Колдун не отвечал, она не поворачивалась, чтобы не смотреть в белые глаза.
- Не думай, что я раскаиваюсь. Но я наговорила лишку, пойми, жизнь этого человека, это не все, о чем я хотела сказать. Ивен не единственная причина. Ты встретил меня как чужую, хотя расставались мы иначе, неужели настолько все равно?
Колдун не отвечал.
- Ты принимал меня за глупую девочку, с которой встретился почти два года назад. Но много изменилось, и я изменилась. А ты все такой же, все так же решаешь за меня, будто у меня вчера прорезался исток! Майорин! Почему ты молчишь?
Колдун не отвечал. Айрин обернулась.
Зал был пуст, только пламя ерошили сквозняки.
Несоразмерно большая ложка едва умещалась в рот, а сбегать за своей в котомку было неудобно - кто знает этих гномов, может для них нет горше оскорбления? Айрин колупнула творог еще раз, взяла на кончик не ложки - черпака и стала потихоньку объедать. Творог был пахучий - козий, в кружке плескалось козье молоко, а жесткая хрустящая лепешка ломалась в пальцах. Все было свежее, но какое-то не родное и не вкусное, а может только ей так казалось, потому что остальные знай, себе за обе щеки уплетали.

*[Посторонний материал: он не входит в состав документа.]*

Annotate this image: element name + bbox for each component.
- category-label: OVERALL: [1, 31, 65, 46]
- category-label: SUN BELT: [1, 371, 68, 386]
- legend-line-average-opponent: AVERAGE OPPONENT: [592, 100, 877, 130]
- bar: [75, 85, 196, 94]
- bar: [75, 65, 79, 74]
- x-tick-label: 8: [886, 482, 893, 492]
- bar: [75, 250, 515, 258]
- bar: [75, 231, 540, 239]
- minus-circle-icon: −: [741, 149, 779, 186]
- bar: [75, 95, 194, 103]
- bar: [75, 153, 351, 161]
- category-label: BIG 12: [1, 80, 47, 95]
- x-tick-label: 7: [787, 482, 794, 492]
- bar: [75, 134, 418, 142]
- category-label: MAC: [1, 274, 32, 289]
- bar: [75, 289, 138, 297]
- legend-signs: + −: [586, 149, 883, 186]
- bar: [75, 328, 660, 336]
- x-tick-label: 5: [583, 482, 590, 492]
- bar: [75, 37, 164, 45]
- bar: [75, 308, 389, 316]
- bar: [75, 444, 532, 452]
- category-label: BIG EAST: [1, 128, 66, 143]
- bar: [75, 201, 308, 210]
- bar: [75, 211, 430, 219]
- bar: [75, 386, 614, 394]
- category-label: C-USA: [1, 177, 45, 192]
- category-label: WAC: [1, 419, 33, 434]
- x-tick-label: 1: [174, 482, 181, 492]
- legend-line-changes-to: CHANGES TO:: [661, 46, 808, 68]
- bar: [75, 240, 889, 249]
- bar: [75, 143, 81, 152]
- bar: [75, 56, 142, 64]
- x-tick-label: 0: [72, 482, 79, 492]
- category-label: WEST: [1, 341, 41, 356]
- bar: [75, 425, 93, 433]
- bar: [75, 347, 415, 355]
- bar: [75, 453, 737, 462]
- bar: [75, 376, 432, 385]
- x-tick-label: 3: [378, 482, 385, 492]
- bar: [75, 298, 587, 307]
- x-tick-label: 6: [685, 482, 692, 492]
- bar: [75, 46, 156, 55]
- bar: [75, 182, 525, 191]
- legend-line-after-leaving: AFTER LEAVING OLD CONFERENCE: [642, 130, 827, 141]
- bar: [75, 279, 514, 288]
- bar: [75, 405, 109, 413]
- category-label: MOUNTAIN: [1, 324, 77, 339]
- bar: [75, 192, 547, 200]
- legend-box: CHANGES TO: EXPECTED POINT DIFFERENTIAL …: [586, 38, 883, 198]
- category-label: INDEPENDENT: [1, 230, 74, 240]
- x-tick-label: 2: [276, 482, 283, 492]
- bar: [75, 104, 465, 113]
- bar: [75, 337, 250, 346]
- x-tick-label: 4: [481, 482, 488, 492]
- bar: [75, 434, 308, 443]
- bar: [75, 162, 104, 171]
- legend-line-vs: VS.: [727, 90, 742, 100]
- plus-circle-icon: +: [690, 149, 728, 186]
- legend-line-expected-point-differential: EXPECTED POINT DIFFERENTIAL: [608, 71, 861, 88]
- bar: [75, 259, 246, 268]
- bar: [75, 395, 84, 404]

Даже маг, которого сегодня выпустили к общему столу, жадно приник к кружке.
Девушка проснулась только к полудню и злилась на себя, что заспалась лишку, а когда буркнула Раде, что та могла и разбудить, знахарка только ласково улыбнулась:
- Ты так мирно спала, милая, решила не трогать. Хватит еще на тебя дороги.
Айрин чуть не зарычала от бессилия, ну что мешало толкнуть в плечо засоню? А так казалось, что весь день зря прошел. И небо над городом было до того серое и смурное, будто и не полдень, а сумерки скоро. Впрочем много ли того неба у гномов увидишь, так кусочек, когда на улицу выберешься из одного подземного перехода в другой нырнуть. Над небом грозно нависала черная смотровая башня, единственная на всю Красную Сопку. Башня стояла чуть выше города, на южном склоне, как и все гномьи постройки, простая и строгая. Никаких замысловатых завитушек, никаких витражных окон, только крыша, похожая на блестящую шишечку. Вокруг крыши гномы обустроили обзорную галерею, на которой почти всегда дежурил часовой. В саму башню можно было попасть двумя способами - по верху или через нижние тоннели. Весь склон, на котором стоял город гномы изрыли ходами на множестве уровней, ходы уходили вниз - куда гостей и не думали пускать, ходы забирались к вершине горы, ходы текли на запад и на восток, разветвлялись многоголовыми змеями.